Raines won two World Series with the Yankees and another with the White Sox as a coach.
* * *
Later on Orientation Tour day, over a lunch of calamari and chicken pot pie at the Hawkeye Grill inside the grand The Otesaga Resort Hotel, Raines told of his text and phone messages since The Call in January. There were about 450 he guesses.
He heard from third baseman Kalvin Adams, who he played with for the 1977 rookie-class Gulf Coast Expos. Adams was a first round pick in the Expos in the secondary phase of the June 1977 draft from Central Arizona College and was 18 that first summer in the organization, His buddy Raines was 17 and on a two-year time table -- if it didn’t work out he’d go back to football. Adams peaked at class-A West Palm. This summer Raines will be peeking out of the back of a convertible as the parade travels slowly the six short blocks from Doubleday Field, the Home of Baseball legend says, to the Hall, home of the game's greatest ever. And that's a fact.
Former Expos owner Charles Bronfman has called to say he is coming. Raines has also heard from former teammates Jerry White, Wallace Johnson, Jim Wohlford to name and few and his high school coach Bobby Lundquist.
“Everybody calls me, everybody wants to talk to me, everybody wants to hang out with me now. It’s been really cool,” Raines had said earlier and admits he especially enjoys catchingteammates he has not heard from. "I’m one of those guys that every teammate I played with I felt like I had a good relationship with. When you’re not playing you get out of touch quickly.”

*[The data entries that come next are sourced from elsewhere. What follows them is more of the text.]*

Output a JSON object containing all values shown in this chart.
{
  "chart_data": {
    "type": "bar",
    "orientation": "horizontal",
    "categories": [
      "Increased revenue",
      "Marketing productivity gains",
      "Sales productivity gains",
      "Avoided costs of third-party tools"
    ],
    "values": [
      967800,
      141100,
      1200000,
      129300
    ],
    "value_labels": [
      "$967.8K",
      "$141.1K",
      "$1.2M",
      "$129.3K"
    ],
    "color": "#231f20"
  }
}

The cheers were overwhelming in Montreal both at the Pirates-Jays game and at the Bell Centre.
“I fouled up dropping the puck,” Raines said. “The guy told me to stand at centre ice, look at the cameras and then drop the puck. I held the puck, looked, looked and still no flash bulbs. The Canadiens player finally said ‘Ah, think you can drop it.’”
He likely won’t have to do any more pre-game ceremonial droppings. Maybe a ceremonial first pitch or three down the road. He has to make his speech and enjoy life, a life that changed for the good with his election to the Hall of Fame. Each year, the honored members are all invited back to greet new inductees and it is a tribute to the Hall of Fame, so many players show.
In a few years the desk clerk at the Otesaga will be saying on Hall of Fame weekend in Cooperstown “Hello Mr. Raines ... your regular room?”